MaMaD1990 · 21/03/2021 12:15

@Kindperson and one last thing - whilst you may think this thread is stupid, it isn't to the OP. If you find it so stupid, I would ask why you're bothering to post at all. Not very kind at all.

Kindperson · 21/03/2021 12:17

Naturally don't want to hear my point of view? What the hell do you mean, I made a simple statement and was piled on. All I did was sraand my ground against what I believe to be bullying and rude behavior including one completely unacceptable statement which has been reported. I don't actually care too much but I do not accept that because people spend all their lives on a site they can bully others and I will not allow myself to be bullied by an internet parent forum addict.

SimonJT · 21/03/2021 12:18

internet parent forum addict

Nice bit of irony.

Kindperson · 21/03/2021 12:19

I have posted on like 4 threads in my life. Not 4 posts a minute 24 hours a day for years and years and years.
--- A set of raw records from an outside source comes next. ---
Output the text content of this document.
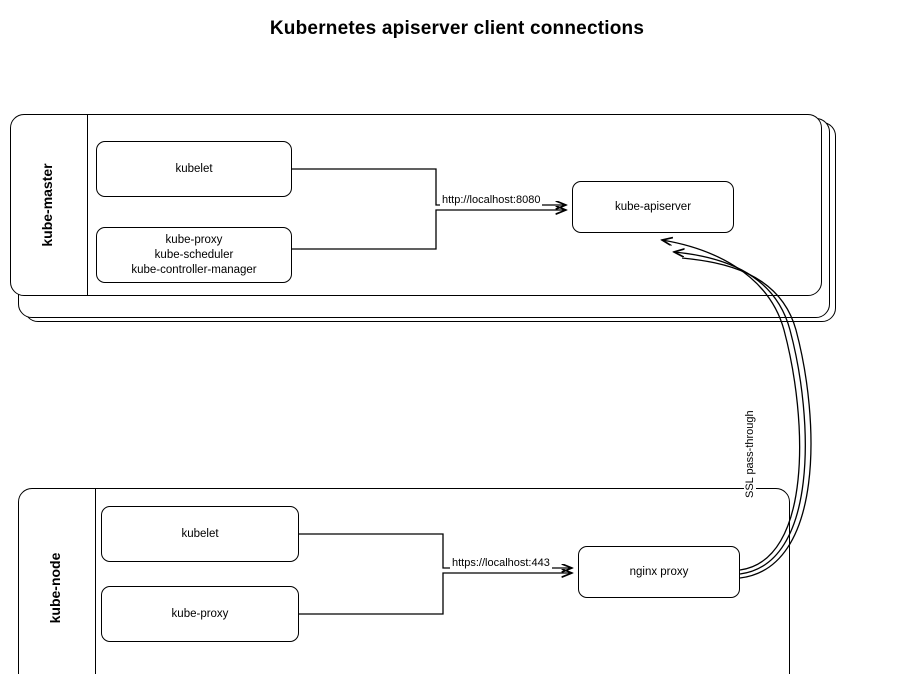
Kubernetes apiserver client connections
kube-master	kubelet
kube-proxy
kube-scheduler
kube-controller-manager
kube-apiserver
kube-node
kubelet
kube-proxy
nginx proxy
http://localhost:8080
https://localhost:443
SSL pass-through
WorraLiberty · 21/03/2021 12:19

@Kindperson

Maybe you could Judy back off with the endless picking comments and leave me alone then? Look back at this thread. You do not come out of it well. You look a bit desperate to pile in and it isn't working. Look how others have interacted. You do not own mumsnet, you cannot control everything everyone says all the time. Please back off and find a cause more worthy of your anger.
You've derailed the OP's thread

You've body shamed people by linking weight to the sexual assaults of underage girls.
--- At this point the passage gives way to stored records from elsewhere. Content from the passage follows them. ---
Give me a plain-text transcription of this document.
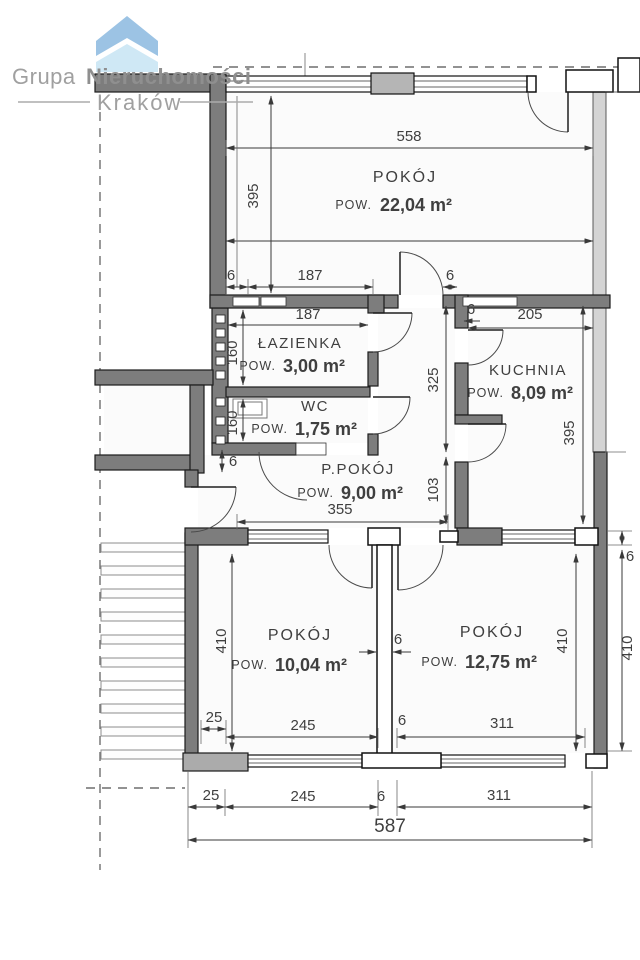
558
395
6	187	6
187
160
6	205
325
395
160
6
355
103
410	410
6
6
25	245	311
6
410
25	245	6	311
587
POKÓJ
POW. 22,04 m²
ŁAZIENKA
POW. 3,00 m²
WC
POW. 1,75 m²
KUCHNIA
POW. 8,09 m²
P.POKÓJ
POW. 9,00 m²
POKÓJ
POW. 10,04 m²
POKÓJ
POW. 12,75 m²
Grupa Nieruchomości
Kraków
You've inferred that normal human beings don't attend stag dos.

And when a PP politely disagreed with some of your other off topic points, your reply was It's adults talking on a mummy site ffs not a brawl in the year 9 toilets.

If you're adult enough to post on this 'mummy site', surely you're adult enough to accept that some people may disagree with you?

It's called conversation, not 'endless picking comments' Confused

The irony of you telling people they cannot control what other's say...

MaMaD1990 · 21/03/2021 12:21

Your first post had nothing to do with the OP and stood out as being rather bizarre because it doesn't relate. Of course people won't want to hear your views if you go around calling partners fat and flabby. If you can't construct your views in a way that relates to the OP and comes across incredibly aggressive, you really should expect the reaction you've had. Again, why post at all if you think the subject matter is stupid and you have nothing relevant to say about the OP?

Kindperson · 21/03/2021 12:22

And you have made an unacceptable comment and I am choosing to refuse to recognize, engage or read anything you say. Which is of course 99% of mumsnet 24 hours a day but that's OK, I never read your posts anyway.

Kindperson · 21/03/2021 12:27

If they don't want to hear my opinion how about they don't pile in and question and pick at me. I don't agree with the addicts opinions but I just ignore them, not cross question everything they say because I don't like their presence and have no respect for their opinion. So I ignore them.